さらに、「被疑者は今後の取調べに対しても黙秘権の行使をする予定ですが、上記のように露骨な黙秘権侵害・弁護権侵害の違法行為が行われる恐れがあることに鑑み、取調べに応じること自体を拒否します。具体的には、留置場居房から取調べのために出房することを拒否しますので、その旨ご承知おき下さい。留置業務管理者たる警察署長及び留置主任官におかれては、捜査と留置の分離の趣旨を徹底し、被疑者の意思に反して被疑者を出房させ、取調官に引き渡すことのないように求めます。
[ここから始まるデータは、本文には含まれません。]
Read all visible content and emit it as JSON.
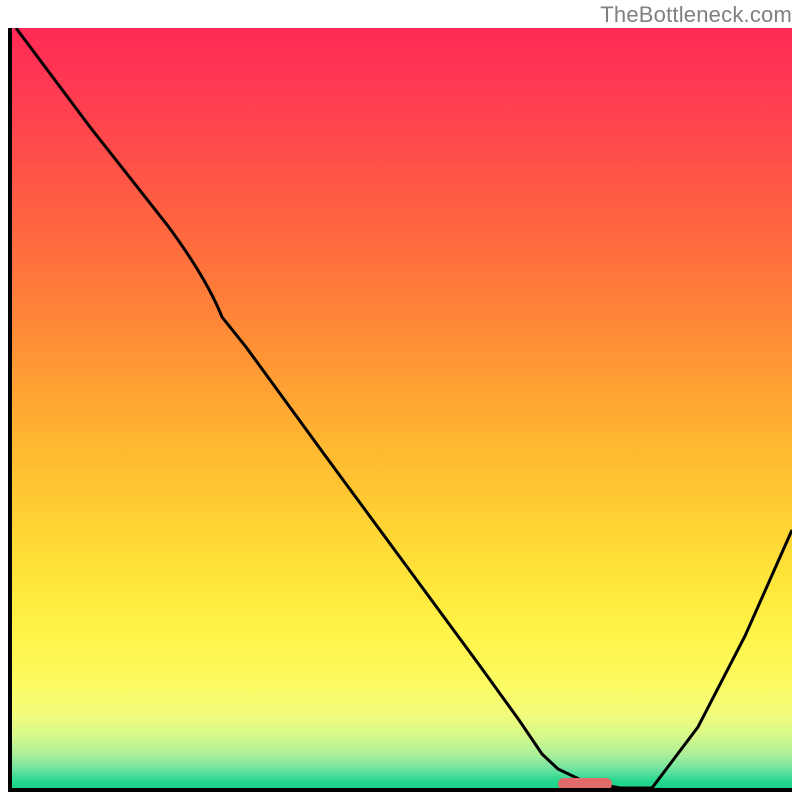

万一、被疑者を強制的に出房させ、取調に応じることを強要した場合、それ自体が黙秘権の重大な侵害であり、同取調べにおける供述の任意性も当然に失われるものと解し、この点を徹底して争うことになる予定ですので、あらかじめ申し添えます」と述べている。

 被疑者と弁護人に取調拒否に関する理論的確信があったことがわかる。